Parallelizing Ingestion Pipeline

In this notebook, we demonstrate how to execute ingestion pipelines using parallel processes. Both sync and async versions of batched parallel execution are possible with IngestionPipeline.

python

%pip install llama-index-embeddings-openai

python

import nest_asyncio

nest_asyncio.apply()

python

import cProfile, pstats
from pstats import SortKey

Load data

python

from llama_index.core import SimpleDirectoryReader

documents = SimpleDirectoryReader(input_dir="./data/source_files").load_data()

Define our IngestionPipeline

python

from llama_index.core import Document
from llama_index.embeddings.openai import OpenAIEmbedding
from llama_index.core.node_parser import SentenceSplitter
from llama_index.core.extractors import TitleExtractor
from llama_index.core.ingestion import IngestionPipeline

# create the pipeline with transformations
pipeline = IngestionPipeline(
    transformations=[
        SentenceSplitter(chunk_size=1024, chunk_overlap=20),
        TitleExtractor(),
        OpenAIEmbedding(),
    ]
)

# since we'll be testing performance, using timeit and cProfile
# we're going to disable cache
pipeline.disable_cache = True

Parallel Execution

A single run.
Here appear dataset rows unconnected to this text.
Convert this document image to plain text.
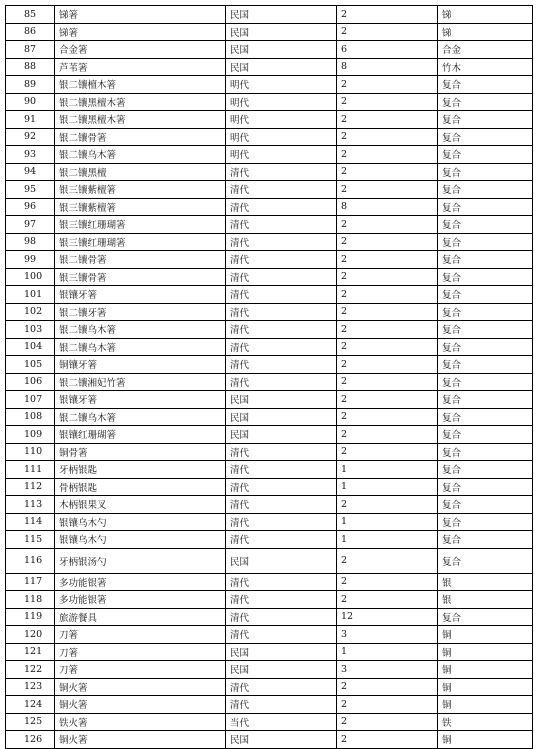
85	锑箸	民国	2	锑
86	锑箸	民国	2	锑
87	合金箸	民国	6	合金
88	芦苇箸	民国	8	竹木
89	银二镶檀木箸	明代	2	复合
90	银二镶黑檀木箸	明代	2	复合
91	银二镶黑檀木箸	明代	2	复合
92	银二镶骨箸	明代	2	复合
93	银二镶乌木箸	明代	2	复合
94	银二镶黑檀	清代	2	复合
95	银三镶紫檀箸	清代	2	复合
96	银三镶紫檀箸	清代	8	复合
97	银三镶红珊瑚箸	清代	2	复合
98	银三镶红珊瑚箸	清代	2	复合
99	银二镶骨箸	清代	2	复合
100	银三镶骨箸	清代	2	复合
101	银镶牙箸	清代	2	复合
102	银二镶牙箸	清代	2	复合
103	银二镶乌木箸	清代	2	复合
104	银二镶乌木箸	清代	2	复合
105	铜镶牙箸	清代	2	复合
106	银二镶湘妃竹箸	清代	2	复合
107	银镶牙箸	民国	2	复合
108	银二镶乌木箸	民国	2	复合
109	银镶红珊瑚箸	民国	2	复合
110	铜骨箸	清代	2	复合
111	牙柄银匙	清代	1	复合
112	骨柄银匙	清代	1	复合
113	木柄银果叉	清代	2	复合
114	银镶乌木勺	清代	1	复合
115	银镶乌木勺	清代	1	复合
116	牙柄银汤勺	民国	2	复合
117	多功能银箸	清代	2	银
118	多功能银箸	清代	2	银
119	旅游餐具	清代	12	复合
120	刀箸	清代	3	铜
121	刀箸	民国	1	铜
122	刀箸	民国	3	铜
123	铜火箸	清代	2	铜
124	铜火箸	清代	2	铜
125	铁火箸	当代	2	铁
126	铜火箸	民国	2	铜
Setting num_workers to a value greater than 1 will invoke parallel execution.

python

nodes = pipeline.run(documents=documents, num_workers=4)

python

len(nodes)

python

%timeit pipeline.run(documents=documents, num_workers=4)

python

cProfile.run(
    "pipeline.run(documents=documents, num_workers=4)",
    "newstats",
)
p = pstats.Stats("newstats")
p.strip_dirs().sort_stats(SortKey.CUMULATIVE).print_stats(15)

Async Parallel Execution

Here the ProcessPoolExecutor from concurrent.futures is used to execute processes asynchronously. The tasks are being processed are blocking, but also performed asynchronously on the individual processes.

python

nodes = await pipeline.arun(documents=documents, num_workers=4)

python

len(nodes)

python

import asyncio

loop = asyncio.get_event_loop()
%timeit loop.run_until_complete(pipeline.arun(documents=documents, num_workers=4))

python

loop = asyncio.get_event_loop()
cProfile.run(
    "loop.run_until_complete(pipeline.arun(documents=documents, num_workers=4))",
    "async-newstats",
)
p = pstats.Stats("async-newstats")
p.strip_dirs().sort_stats(SortKey.CUMULATIVE).print_stats(15)

Sequential Execution

By default num_workers is set to None and this will invoke sequential execution.

python

nodes = pipeline.run(documents=documents)

python

len(nodes)

python

%timeit pipeline.run(documents=documents)

python

cProfile.run("pipeline.run(documents=documents)", "oldstats")
p = pstats.Stats("oldstats")
p.strip_dirs().sort_stats(SortKey.CUMULATIVE).print_stats(15)

Async on Main Processor

As with the sync case, num_workers is default to None, which will then lead to single-batch execution of async tasks.

python

nodes = await pipeline.arun(documents=documents)

python

len(nodes)

python

%timeit loop.run_until_complete(pipeline.arun(documents=documents))

python

cProfile.run(
    "loop.run_until_complete(pipeline.arun(documents=documents))",
    "async-oldstats",
)
p = pstats.Stats("async-oldstats")
p.strip_dirs().sort_stats(SortKey.CUMULATIVE).print_stats(15)

In Summary

The results from the above experiments are re-shared below where each strategy is listed from fastest to slowest with this example dataset and pipeline.

(Async, Parallel Processing): 20.3s
(Async, No Parallel Processing): 20.5s
(Sync, Parallel Processing): 29s
(Sync, No Parallel Processing): 1min 11s

We can see that both cases that use Parallel Processing outperforms the Sync, No Parallel Processing (i.e., .run(num_workers=None)). Also, that at least for this case for Async tasks, there is little gains in using Parallel Processing. Perhaps for larger workloads and IngestionPipelines, using Async with Parallel Processing can lead to larger gains.